Traditional Culture Encyclopedia - Traditional customs - Elementary school, 6th grade, second language, unit 2 essay should be food and drink customs. about 400 words. Urgent Urgent Urgent Urgent. Today. The faster the better.

Elementary school, 6th grade, second language, unit 2 essay should be food and drink customs. about 400 words. Urgent Urgent Urgent Urgent. Today. The faster the better.

Dietary habits

Tujia usually three meals a day, usually eat two meals at leisure; spring and summer farming, labor intensity is greater when eating four meals. Such as rice-planting season, the morning to add a "morning", "morning" is mostly made of glutinous rice dumplings or mung bean flour snacks. It is said that the "morning" meal to eat dumplings have a good harvest, good luck. Tujia also like to eat oil tea soup. Daily staple food in addition to rice, the most common to the baguette rice.

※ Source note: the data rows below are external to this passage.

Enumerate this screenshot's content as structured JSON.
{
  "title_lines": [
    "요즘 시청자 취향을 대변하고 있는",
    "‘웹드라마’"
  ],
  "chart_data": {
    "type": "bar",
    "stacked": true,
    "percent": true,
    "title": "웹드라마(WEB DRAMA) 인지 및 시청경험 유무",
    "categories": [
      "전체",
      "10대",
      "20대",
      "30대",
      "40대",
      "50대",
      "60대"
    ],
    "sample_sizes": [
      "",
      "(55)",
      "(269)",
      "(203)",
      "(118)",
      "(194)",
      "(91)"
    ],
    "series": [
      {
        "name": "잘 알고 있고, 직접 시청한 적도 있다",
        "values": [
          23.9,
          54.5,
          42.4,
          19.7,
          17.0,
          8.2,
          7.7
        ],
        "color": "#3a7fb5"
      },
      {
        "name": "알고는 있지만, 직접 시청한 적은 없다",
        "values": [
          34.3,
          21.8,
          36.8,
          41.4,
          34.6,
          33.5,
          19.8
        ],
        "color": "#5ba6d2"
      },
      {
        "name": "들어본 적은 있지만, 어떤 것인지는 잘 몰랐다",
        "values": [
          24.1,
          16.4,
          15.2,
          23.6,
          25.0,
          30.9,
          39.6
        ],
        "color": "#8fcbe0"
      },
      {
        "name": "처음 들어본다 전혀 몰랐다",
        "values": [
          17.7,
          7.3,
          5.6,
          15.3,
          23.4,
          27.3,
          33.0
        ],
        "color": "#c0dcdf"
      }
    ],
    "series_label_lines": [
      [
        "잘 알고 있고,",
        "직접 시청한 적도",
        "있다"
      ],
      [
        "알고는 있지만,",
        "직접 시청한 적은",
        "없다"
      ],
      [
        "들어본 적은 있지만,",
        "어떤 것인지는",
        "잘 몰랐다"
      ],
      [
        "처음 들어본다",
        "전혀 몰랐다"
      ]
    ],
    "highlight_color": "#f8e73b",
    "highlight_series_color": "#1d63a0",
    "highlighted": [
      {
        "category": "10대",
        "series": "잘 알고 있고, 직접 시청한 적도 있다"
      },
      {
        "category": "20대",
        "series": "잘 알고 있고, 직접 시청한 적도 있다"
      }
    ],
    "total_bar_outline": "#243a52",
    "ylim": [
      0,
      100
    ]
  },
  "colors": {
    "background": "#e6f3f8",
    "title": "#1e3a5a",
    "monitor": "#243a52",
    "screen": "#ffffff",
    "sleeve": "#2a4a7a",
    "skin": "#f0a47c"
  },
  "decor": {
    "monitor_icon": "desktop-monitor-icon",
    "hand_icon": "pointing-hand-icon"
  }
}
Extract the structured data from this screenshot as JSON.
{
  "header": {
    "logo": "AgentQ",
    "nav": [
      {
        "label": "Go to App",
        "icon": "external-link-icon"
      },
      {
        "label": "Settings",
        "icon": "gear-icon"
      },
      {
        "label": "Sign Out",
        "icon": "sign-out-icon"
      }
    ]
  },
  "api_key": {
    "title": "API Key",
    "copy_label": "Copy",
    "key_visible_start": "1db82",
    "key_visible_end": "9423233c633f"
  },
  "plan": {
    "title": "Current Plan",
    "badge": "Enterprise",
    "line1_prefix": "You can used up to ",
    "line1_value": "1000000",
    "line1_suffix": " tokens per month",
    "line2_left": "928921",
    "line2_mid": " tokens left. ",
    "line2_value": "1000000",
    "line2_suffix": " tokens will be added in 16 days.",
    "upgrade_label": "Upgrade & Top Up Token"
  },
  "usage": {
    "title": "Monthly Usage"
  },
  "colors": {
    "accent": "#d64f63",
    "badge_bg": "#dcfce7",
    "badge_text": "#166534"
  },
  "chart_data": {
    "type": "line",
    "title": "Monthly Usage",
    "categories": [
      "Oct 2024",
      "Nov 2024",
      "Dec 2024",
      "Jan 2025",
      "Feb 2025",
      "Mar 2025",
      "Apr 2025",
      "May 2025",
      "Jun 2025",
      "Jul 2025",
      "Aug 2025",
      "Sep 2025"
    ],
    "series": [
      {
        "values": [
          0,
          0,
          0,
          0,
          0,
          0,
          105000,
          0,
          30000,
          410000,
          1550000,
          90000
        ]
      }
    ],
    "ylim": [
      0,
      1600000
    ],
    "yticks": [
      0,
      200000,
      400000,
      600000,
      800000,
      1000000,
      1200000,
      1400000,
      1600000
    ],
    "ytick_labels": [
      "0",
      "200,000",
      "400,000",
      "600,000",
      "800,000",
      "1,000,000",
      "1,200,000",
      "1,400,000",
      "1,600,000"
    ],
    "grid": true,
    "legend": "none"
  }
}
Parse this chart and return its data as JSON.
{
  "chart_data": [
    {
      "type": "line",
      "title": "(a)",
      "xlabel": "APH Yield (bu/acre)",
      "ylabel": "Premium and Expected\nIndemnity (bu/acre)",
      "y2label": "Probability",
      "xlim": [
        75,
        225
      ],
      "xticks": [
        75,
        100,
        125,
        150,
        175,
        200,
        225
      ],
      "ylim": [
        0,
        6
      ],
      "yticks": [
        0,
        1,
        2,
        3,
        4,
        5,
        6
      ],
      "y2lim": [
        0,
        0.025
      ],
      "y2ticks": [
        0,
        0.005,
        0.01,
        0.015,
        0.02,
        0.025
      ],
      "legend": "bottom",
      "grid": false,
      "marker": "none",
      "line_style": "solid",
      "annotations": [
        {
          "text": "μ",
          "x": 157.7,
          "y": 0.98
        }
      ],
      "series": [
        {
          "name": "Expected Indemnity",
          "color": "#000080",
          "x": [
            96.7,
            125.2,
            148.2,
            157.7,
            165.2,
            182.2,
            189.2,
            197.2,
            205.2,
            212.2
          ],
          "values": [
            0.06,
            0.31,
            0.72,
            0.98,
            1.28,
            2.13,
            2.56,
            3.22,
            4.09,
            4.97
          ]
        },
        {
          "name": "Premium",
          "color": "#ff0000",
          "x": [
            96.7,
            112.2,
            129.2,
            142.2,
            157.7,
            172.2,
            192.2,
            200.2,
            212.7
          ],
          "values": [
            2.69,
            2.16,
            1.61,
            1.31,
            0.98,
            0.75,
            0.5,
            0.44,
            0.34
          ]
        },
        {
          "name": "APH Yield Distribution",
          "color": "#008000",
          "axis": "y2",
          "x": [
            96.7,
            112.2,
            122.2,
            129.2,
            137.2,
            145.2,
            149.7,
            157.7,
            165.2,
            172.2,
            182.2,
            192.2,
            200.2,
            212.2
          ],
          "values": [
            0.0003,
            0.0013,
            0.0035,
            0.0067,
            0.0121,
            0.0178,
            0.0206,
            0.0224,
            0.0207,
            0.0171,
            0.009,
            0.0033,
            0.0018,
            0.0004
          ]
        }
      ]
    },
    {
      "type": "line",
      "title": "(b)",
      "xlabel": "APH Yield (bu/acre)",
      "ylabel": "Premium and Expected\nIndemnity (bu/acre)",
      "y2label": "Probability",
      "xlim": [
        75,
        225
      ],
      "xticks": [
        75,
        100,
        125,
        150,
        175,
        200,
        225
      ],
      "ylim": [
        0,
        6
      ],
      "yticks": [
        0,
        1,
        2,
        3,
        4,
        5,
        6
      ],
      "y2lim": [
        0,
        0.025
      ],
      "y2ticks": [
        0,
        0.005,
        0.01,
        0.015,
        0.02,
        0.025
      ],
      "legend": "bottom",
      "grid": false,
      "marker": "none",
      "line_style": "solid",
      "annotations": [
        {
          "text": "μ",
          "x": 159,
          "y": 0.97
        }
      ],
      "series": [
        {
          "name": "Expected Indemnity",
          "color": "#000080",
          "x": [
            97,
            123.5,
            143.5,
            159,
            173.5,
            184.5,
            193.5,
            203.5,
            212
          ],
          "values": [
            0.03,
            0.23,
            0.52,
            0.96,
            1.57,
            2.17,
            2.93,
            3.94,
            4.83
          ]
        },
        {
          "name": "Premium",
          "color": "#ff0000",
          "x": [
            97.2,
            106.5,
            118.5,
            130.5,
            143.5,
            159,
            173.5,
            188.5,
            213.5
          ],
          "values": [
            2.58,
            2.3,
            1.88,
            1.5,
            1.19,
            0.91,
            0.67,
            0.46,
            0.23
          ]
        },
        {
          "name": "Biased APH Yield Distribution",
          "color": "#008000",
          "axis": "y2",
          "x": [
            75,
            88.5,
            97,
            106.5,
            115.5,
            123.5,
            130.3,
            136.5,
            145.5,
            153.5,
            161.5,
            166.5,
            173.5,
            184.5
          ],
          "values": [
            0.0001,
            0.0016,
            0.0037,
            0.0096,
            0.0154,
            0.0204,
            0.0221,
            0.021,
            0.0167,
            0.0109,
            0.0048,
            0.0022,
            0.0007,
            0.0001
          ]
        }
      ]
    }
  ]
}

Sometimes also eat beans and rice, poi and deep-fried noodle cake is also the seasonal staple food of the Tujia people, some even eat until planting rice seedlings, the past red camas in many areas has been treated as a staple food, and now is still some areas of the winter after the regular food. Tujia cuisine to sour and spicy as its main feature. Every family has a sauerkraut jar to pickle sauerkraut, and almost every meal is made with sauerkraut. Soybean products are also very common, such as tofu, tempeh, soybean leaf skin, tofu milk and so on. Especially like to eat with residue, that is, soybean grinding fine, slurry residue is not divided, boiled and clarified, plus vegetables cooked can be eaten. Folk often put beans rice, rice plus baguette soup together with the slag to eat. Tujia drinking, especially in the festival or hospitality, wine is essential. The common ones are sweet wine and smack wine made from glutinous rice and sorghum, with low degree and pure flavor. Typical food: the Tujia people love to eat food such as poi (mochi) bacon, oil tea, and other food, as well as combined vegetables; doughnut deep-fried noodle cake; mung bean flour (rice flour); deep-fried poi.